With his three minutes, Joshua Stern, a graduate student of synthetic biology at the Georgia Institute of Technology in Atlanta, used the analogy of packing the family van before a vacation to explain Monte Carlo simulations – computer-based ways of solving problems. Dad could sit down with paper and pen to find the best arrangement, working out each of many ways the suitcases could be turned and stacked like life-size Tetris pieces. Or he could stand behind the car and use trial-and-error. Trial-and-error, Stern said, was the way to go. Forgoing complicated systems of equations in favor of a little elbow grease is a lot like a Monte Carlo simulation: Try one method and use what did or did not work to improve the next attempt. Rearrange the suitcases a couple of times until you get the best fit.

“Life,” Stern said in the last few seconds of his talk, “is like a 3.8 billion year Monte Carlo simulation.”

It was hard preparing for the short speech, Stern said, but tips from an undergraduate theater class helped him with memorization. “The speech shouldn’t sound memorized but it still needs to be remembered,” he said. “That’s the really tricky part – remembering it and being able to improvise on the delivery.”
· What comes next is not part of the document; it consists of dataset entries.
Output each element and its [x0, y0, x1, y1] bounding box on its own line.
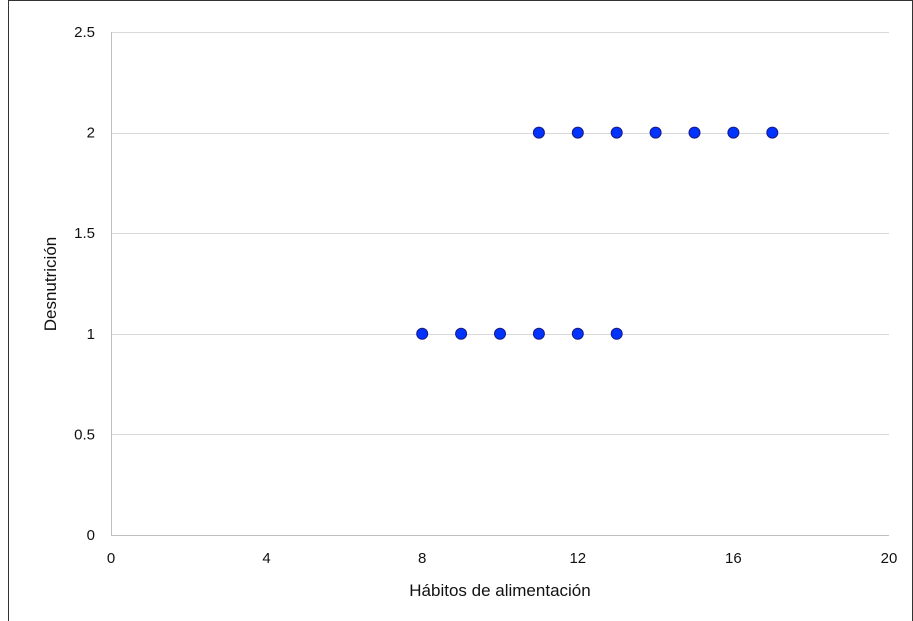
data-point-0 [416, 327, 429, 340]
data-point-7 [571, 126, 584, 139]
y-tick-label-5: 2.5 [74, 24, 95, 41]
axes [111, 32, 889, 536]
gridlines [111, 32, 889, 435]
tick-labels: 0 0.5 1 1.5 2 2.5 0 4 8 12 16 20 [74, 24, 897, 567]
y-tick-label-2: 1 [87, 326, 95, 343]
x-tick-label-1: 4 [262, 550, 270, 567]
y-axis-title: Desnutrición [41, 237, 60, 332]
data-point-6 [532, 126, 545, 139]
x-tick-label-2: 8 [418, 550, 426, 567]
data-point-5 [610, 327, 623, 340]
x-tick-label-4: 16 [725, 550, 742, 567]
data-point-3 [532, 327, 545, 340]
y-tick-label-4: 2 [87, 125, 95, 142]
data-point-9 [649, 126, 662, 139]
data-point-4 [571, 327, 584, 340]
x-axis-title: Hábitos de alimentación [409, 581, 590, 600]
x-tick-label-3: 12 [569, 550, 586, 567]
data-point-8 [610, 126, 623, 139]
x-tick-label-0: 0 [107, 550, 115, 567]
x-tick-label-5: 20 [881, 550, 898, 567]
data-points [416, 126, 779, 340]
data-point-1 [455, 327, 468, 340]
data-point-2 [494, 327, 506, 340]
y-tick-label-3: 1.5 [74, 225, 95, 242]
y-tick-label-1: 0.5 [74, 426, 95, 443]
data-point-12 [766, 126, 779, 139]
y-tick-label-0: 0 [87, 527, 95, 544]
data-point-11 [727, 126, 740, 139]
data-point-10 [688, 126, 701, 139]
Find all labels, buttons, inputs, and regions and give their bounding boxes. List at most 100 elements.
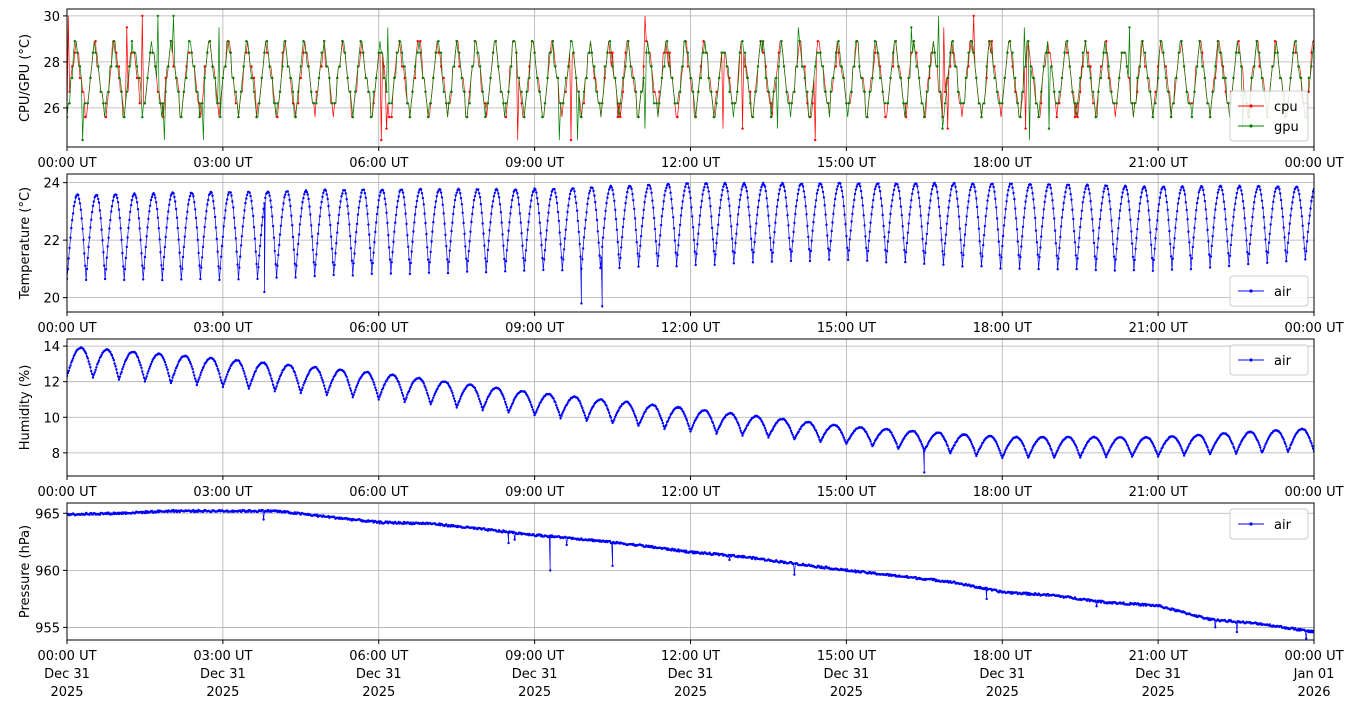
data-point bbox=[872, 442, 876, 445]
data-point bbox=[1189, 442, 1192, 445]
data-point bbox=[463, 232, 466, 236]
data-point bbox=[715, 90, 718, 94]
data-point bbox=[458, 399, 461, 403]
data-point bbox=[1162, 51, 1165, 54]
data-point bbox=[1285, 260, 1288, 263]
data-point bbox=[661, 207, 664, 211]
data-point bbox=[566, 402, 569, 405]
data-point bbox=[816, 188, 819, 192]
data-point bbox=[619, 256, 622, 260]
data-point bbox=[1111, 243, 1115, 246]
data-point bbox=[621, 225, 625, 229]
data-point bbox=[442, 76, 445, 80]
data-point bbox=[739, 429, 742, 432]
data-point bbox=[768, 224, 771, 228]
data-point bbox=[146, 372, 149, 375]
data-point bbox=[236, 263, 239, 266]
data-point bbox=[148, 365, 152, 368]
data-point bbox=[1007, 189, 1010, 192]
data-point bbox=[888, 221, 891, 224]
data-point bbox=[1030, 449, 1033, 452]
data-point bbox=[904, 102, 908, 105]
data-point bbox=[741, 434, 744, 437]
data-point bbox=[283, 196, 286, 199]
series-air bbox=[67, 508, 1314, 640]
data-point bbox=[527, 397, 530, 400]
data-point bbox=[289, 76, 292, 80]
data-point bbox=[640, 225, 644, 228]
data-point bbox=[691, 426, 694, 429]
data-point bbox=[890, 205, 893, 208]
data-point bbox=[1253, 195, 1257, 198]
data-point bbox=[413, 76, 417, 80]
data-point bbox=[1060, 76, 1064, 80]
data-point bbox=[774, 221, 777, 224]
data-point bbox=[1090, 208, 1093, 211]
data-point bbox=[1211, 447, 1214, 450]
data-point bbox=[103, 264, 106, 267]
data-point bbox=[455, 40, 458, 43]
data-point bbox=[1063, 51, 1066, 54]
data-point bbox=[156, 90, 160, 94]
data-point bbox=[1014, 217, 1018, 220]
data-point bbox=[372, 381, 375, 384]
data-point bbox=[614, 415, 617, 419]
data-point bbox=[452, 205, 456, 209]
data-point bbox=[1021, 225, 1025, 228]
y-tick-label: 22 bbox=[43, 234, 60, 249]
data-point bbox=[187, 40, 191, 43]
data-point bbox=[737, 206, 741, 209]
data-point bbox=[1126, 444, 1130, 447]
data-point bbox=[505, 406, 509, 409]
data-point bbox=[145, 235, 148, 238]
data-point bbox=[241, 225, 244, 228]
data-point bbox=[732, 413, 735, 417]
data-point bbox=[655, 102, 658, 105]
data-point bbox=[1266, 439, 1269, 442]
data-point bbox=[125, 90, 128, 94]
data-point bbox=[416, 40, 419, 43]
data-point bbox=[619, 115, 622, 119]
data-point bbox=[269, 374, 272, 377]
data-point bbox=[245, 51, 248, 54]
data-point bbox=[652, 206, 655, 209]
data-point bbox=[734, 241, 737, 245]
data-point bbox=[1181, 449, 1184, 452]
data-point bbox=[1270, 216, 1273, 219]
data-point bbox=[458, 51, 461, 54]
data-point bbox=[791, 240, 794, 243]
data-point bbox=[941, 250, 944, 253]
data-point bbox=[137, 217, 141, 220]
data-point bbox=[673, 239, 677, 242]
y-tick-label: 28 bbox=[43, 56, 60, 71]
data-point bbox=[555, 404, 558, 407]
data-point bbox=[1211, 90, 1214, 94]
data-point bbox=[131, 195, 134, 198]
data-point bbox=[633, 217, 637, 220]
data-point bbox=[926, 443, 929, 446]
data-point bbox=[1125, 65, 1129, 68]
data-point bbox=[626, 190, 629, 194]
data-point bbox=[326, 391, 329, 394]
data-point bbox=[200, 368, 204, 372]
data-point bbox=[81, 90, 84, 94]
data-point bbox=[629, 65, 632, 68]
data-point bbox=[341, 192, 344, 195]
data-point bbox=[1153, 247, 1156, 250]
data-point bbox=[192, 371, 195, 374]
data-point bbox=[543, 249, 547, 252]
data-point bbox=[459, 197, 463, 200]
data-point bbox=[415, 199, 419, 203]
data-point bbox=[316, 513, 319, 516]
data-point bbox=[834, 65, 838, 68]
data-point bbox=[569, 40, 573, 43]
data-point bbox=[141, 14, 144, 18]
data-point bbox=[536, 76, 539, 80]
data-point bbox=[714, 253, 717, 256]
data-point bbox=[117, 208, 121, 211]
data-point bbox=[482, 406, 485, 409]
data-point bbox=[1024, 200, 1027, 203]
data-point bbox=[120, 90, 123, 94]
data-point bbox=[1279, 198, 1283, 202]
data-point bbox=[445, 245, 448, 248]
While Stern relied on his energy and the visual of a family cramming luggage into a 2001 Chrysler minivan for his talk, other speakers included props. Julia DeMarines, assistant to the curator of astrobiology at the Denver Museum of Nature & Science, used a Frisbee as a model of the Milky Way Galaxy. Pointing to the center of the Frisbee, DeMarines explained that stars at the center of a galaxy are clustered too closely, causing too much chaos, to support life. At the edges, she said while touching the rim of the flying disc, there is too little interaction to sustain life. The region in between is where scientists expect life to exist, in an area called the galactic habitable zone.

Becky McCauley, a PhD candidate studying astrobiology at Pennsylvania State University, used a skewer and a small ball to illustrate how the movement of the Earth’s axis – the imaginary line running through our planet’s core – affects climate and causes seasons.

Walking out on stage with the skewer in her hair, McCauley drew it out during her talk, threading the sphere onto the stick as she introduced the term “axis.” Though the judges applauded her for having a great prop, they cautioned that the long stick protruding from her head when she first walked on stage was too distracting. You could have the greatest sportscaster of the century on TV, said judge Bill Margol with National Geographic Television, but if his tie is crooked that is all people will see.

After communications training in the afternoon, the judges announced the ten finalists who would compete in the evening heat at the National Geographic Society headquarters in downtown Washington, D.C. There, one overall winner, Noah Hammond, a research assistant with the Carl Sagan Center at the SETI Institute in Mountain View, Calif., was selected to move on to the national competition at the Astrobiology Science Conference (AbSciCon) in Atlanta this April.

Three more overall winners will come from two additional regional competitions and an online competition held on YouTube. Six additional “wild card” competitors from the preliminary competitions will join them. Of those ten competing in Atlanta, one will be chosen as the national winner and will compete against competitors from 20 other countries at the FameLab International final in the United Kingdom this June.